If you don't have checkpoints, the notebook will print an instruction message.

In [None]:
# Set these paths after you download the weights to the Colab runtime
GROUNDING_DINO_WEIGHTS = '/content/groundingdino_swint_ogc.pth'  # <- download and set in Colab
GROUNDING_DINO_CONFIG = '/content/GroundingDINO/groundingdino/config/GroundingDINO_SwinT_OGC.py'  # path inside cloned repo
SAM_WEIGHTS = '/content/sam_vit_h_4b8939.pth'  # <- download and set in Colab
print('Set the model weight paths and ensure files exist in Colab before running detection')

## 3) GroundingDINO: convert text prompt to boxes/phrases
The cell below runs GroundingDINO inference to return bounding boxes and phrases for the given text prompt. Boxes are in [x0,y0,x1,y1] (pixel coordinates). If you prefer CLIP-based alternatives, you can swap in a different detector.

In [None]:
prompt = 'a red bicycle'  # replace with your prompt
print('Prompt:', prompt)
boxes, logits, phrases = None, None, None
try:
    gd_model = load_model(GROUNDING_DINO_CONFIG, GROUNDING_DINO_WEIGHTS, device=device)
    boxes, logits, phrases = predict_with_caption(gd_model, img_path, prompt)
    print('Found phrases:', phrases)
    print('Boxes shape:', None if boxes is None else len(boxes))
except Exception as e:
    print('GroundingDINO inference failed; ensure weights and config are correct and installed in Colab:', e)

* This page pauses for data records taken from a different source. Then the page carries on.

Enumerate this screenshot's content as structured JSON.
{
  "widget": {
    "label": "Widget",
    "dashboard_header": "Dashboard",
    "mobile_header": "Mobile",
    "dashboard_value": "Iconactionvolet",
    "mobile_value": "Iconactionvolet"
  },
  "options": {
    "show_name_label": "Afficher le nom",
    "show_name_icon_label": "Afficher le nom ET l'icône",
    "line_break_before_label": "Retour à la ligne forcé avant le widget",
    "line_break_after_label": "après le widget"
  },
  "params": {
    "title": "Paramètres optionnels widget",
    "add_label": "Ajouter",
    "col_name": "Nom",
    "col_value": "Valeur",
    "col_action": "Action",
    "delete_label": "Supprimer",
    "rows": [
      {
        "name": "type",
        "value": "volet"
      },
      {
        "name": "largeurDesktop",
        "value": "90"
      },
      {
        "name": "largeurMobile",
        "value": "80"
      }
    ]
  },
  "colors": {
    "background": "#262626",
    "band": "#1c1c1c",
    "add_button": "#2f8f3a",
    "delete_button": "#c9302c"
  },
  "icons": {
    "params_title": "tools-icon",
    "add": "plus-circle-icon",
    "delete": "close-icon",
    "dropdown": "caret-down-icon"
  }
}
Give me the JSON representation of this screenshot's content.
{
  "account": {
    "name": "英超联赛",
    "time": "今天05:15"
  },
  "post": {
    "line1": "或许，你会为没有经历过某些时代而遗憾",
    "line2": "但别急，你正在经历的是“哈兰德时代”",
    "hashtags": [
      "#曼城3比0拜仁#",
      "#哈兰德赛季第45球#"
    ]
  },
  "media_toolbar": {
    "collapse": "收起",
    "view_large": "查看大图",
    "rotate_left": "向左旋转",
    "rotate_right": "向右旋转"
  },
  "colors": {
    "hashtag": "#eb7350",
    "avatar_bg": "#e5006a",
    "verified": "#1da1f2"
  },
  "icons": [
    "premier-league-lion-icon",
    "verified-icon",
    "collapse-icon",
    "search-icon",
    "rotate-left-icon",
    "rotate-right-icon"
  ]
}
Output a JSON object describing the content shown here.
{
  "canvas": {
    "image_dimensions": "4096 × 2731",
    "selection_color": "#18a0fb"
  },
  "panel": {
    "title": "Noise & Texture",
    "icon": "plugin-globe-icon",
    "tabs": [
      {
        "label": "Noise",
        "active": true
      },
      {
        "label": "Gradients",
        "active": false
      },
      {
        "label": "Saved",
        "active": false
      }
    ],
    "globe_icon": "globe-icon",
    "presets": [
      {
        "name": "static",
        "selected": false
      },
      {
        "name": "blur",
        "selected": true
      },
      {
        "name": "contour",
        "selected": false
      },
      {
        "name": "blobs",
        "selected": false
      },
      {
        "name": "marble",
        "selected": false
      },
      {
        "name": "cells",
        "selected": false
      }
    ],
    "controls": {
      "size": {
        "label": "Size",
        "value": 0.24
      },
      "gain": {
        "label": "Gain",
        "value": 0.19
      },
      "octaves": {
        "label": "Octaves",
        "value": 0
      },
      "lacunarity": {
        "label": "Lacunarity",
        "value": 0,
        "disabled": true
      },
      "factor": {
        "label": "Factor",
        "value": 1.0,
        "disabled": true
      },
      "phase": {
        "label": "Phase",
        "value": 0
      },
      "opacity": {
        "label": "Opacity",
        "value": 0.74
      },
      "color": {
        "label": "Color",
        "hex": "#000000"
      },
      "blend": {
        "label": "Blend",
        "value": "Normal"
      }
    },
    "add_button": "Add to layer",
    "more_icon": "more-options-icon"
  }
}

## 4) Run SAM using the detected boxes as prompts
This section loads SAM and feeds the boxes as prompts. SAM will produce masks which we overlay on the image.

In [None]:
try:
    sam = sam_model_registry['vit_h'](checkpoint=SAM_WEIGHTS).to(device)
    predictor = SamPredictor(sam)
    predictor.set_image(img_rgb)
    if boxes is not None and len(boxes) > 0:
        boxes_xyxy = boxes  # GroundingDINO boxes are [x0,y0,x1,y1]
        import torch as _t
        transformed_boxes = predictor.transform.apply_boxes_torch(_t.tensor(boxes_xyxy).to(device), img_rgb.shape[:2])
        masks, scores, logits = predictor.predict_torch(boxes=transformed_boxes, multimask_output=False)
        masks = masks.cpu().numpy()
        # Display masks overlayed
        plt.figure(figsize=(8,8))
        plt.imshow(img_rgb); plt.axis('off')
        for m in masks:
            plt.imshow(np.ma.masked_where(m==0, m), alpha=0.5)
        plt.title('SAM masks (from text prompt)')
        plt.show()
    else:
        print('No boxes found to feed to SAM. Try a different prompt or check GroundingDINO output.')
except Exception as e:
    print('SAM inference failed. Ensure segment-anything is installed and SAM_WEIGHTS path is correct:', e)

## Notes and limitations
- You must download pretrained weights for GroundingDINO and SAM into Colab runtime; links are available in the respective GitHub repos.
- This notebook uses GroundingDINO to convert text prompts to bounding boxes. Alternatives: CLIPSeg, GLIP, or fine-tuned text->box models.
- If detection fails for ambiguous prompts, try more specific phrases or use multiple prompts.